Nach dem sogenannten Snapkick durch den Angeklagten blieb der 57-Jährige regungslos liegen und konnte trotz Renanimationsversuchen herbeigeeilter Polizeibeamter nicht mehr gerettet werden. Der Geschädigte habe zwar unter erheblichen Vorerkrankungen gelitten, sagte Prantl laut Sprecher. Ohne den Tritt wäre er aber nicht gestorben.

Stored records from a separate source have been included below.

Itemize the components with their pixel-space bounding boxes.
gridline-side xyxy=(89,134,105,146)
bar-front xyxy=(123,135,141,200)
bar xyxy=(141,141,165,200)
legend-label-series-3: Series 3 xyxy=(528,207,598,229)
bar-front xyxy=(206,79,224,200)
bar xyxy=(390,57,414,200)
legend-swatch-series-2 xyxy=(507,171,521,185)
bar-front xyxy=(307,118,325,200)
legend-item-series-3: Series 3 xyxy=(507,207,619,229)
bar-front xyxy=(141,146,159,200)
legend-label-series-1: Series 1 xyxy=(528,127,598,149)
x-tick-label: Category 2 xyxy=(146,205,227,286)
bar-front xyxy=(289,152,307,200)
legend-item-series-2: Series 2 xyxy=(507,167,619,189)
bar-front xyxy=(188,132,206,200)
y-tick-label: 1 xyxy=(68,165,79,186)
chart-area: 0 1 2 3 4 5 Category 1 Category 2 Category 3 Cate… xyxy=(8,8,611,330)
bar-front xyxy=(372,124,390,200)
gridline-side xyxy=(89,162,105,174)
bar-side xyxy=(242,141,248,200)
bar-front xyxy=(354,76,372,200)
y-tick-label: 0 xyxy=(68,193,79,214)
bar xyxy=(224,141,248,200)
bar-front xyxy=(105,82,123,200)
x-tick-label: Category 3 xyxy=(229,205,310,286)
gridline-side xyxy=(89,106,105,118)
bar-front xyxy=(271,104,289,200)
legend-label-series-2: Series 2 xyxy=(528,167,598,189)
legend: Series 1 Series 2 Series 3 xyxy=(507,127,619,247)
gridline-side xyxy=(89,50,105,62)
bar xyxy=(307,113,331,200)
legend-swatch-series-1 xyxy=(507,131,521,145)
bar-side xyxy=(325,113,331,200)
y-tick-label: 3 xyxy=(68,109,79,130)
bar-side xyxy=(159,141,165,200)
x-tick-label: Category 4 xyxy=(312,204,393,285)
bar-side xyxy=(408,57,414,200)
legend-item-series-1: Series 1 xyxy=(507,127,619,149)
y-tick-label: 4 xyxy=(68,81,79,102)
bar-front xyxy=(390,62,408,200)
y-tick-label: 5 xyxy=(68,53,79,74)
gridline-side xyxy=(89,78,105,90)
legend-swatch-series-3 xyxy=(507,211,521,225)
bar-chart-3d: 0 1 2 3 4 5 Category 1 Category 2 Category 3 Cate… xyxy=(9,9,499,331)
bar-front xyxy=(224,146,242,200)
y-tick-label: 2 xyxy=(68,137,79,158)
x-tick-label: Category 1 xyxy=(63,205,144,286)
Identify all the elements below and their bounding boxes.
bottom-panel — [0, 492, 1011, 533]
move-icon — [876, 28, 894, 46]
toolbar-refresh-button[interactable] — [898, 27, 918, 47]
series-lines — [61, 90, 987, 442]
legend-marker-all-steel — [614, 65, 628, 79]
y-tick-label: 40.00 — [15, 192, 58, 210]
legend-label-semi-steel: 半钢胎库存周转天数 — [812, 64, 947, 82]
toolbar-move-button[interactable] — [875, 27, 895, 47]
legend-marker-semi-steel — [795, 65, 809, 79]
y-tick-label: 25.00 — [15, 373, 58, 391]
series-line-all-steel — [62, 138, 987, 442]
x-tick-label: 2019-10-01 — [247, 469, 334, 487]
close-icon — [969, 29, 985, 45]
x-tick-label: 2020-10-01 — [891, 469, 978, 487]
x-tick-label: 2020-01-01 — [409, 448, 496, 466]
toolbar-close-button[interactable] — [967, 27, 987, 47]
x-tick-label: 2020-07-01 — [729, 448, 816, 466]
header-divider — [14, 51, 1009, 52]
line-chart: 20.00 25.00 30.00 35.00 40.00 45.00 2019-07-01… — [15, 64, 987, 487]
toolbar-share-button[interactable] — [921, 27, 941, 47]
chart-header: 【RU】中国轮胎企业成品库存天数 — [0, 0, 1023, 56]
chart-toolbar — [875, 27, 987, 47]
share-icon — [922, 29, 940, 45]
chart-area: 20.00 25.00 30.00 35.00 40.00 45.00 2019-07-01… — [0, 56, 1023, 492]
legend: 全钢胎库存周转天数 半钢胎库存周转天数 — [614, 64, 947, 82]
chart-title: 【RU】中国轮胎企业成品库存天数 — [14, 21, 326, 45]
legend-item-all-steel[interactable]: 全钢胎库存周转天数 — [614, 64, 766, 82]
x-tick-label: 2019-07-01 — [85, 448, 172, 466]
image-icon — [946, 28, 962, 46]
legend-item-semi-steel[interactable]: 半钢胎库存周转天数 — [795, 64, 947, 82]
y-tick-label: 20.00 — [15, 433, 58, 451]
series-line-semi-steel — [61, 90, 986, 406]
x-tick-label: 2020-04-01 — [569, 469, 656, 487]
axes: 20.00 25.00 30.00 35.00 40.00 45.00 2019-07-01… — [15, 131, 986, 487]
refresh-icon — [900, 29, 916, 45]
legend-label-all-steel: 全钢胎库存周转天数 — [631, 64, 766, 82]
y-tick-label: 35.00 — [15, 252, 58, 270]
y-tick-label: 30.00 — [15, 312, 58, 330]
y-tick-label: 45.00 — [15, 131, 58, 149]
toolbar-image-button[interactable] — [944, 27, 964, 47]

Aus Sicht der Kammer handelte der Angeklagte nicht mit Tötungsvorsatz. Eine Verurteilung wegen Mordes, wie ursprünglich angeklagt, sei daher nicht in Frage gekommen. Die Tat sei spontan und unüberlegt, ein tödlicher Ausgang zudem sehr unwahrscheinlich gewesen. Dennoch hätte der Angeklagte erkennen können, dass ein Tritt zum Tod führen könne, betonte die Richterin.

Die Staatsanwaltschaft plädierte letztlich auf eine Verurteilung wegen Körperverletzung mit Todesfolge. Die Verteidigung sprach sich dem Sprecher zufolge für eine Verurteilung wegen fahrlässiger Tötung aus. Das Urteil ist noch nicht rechtskräftig.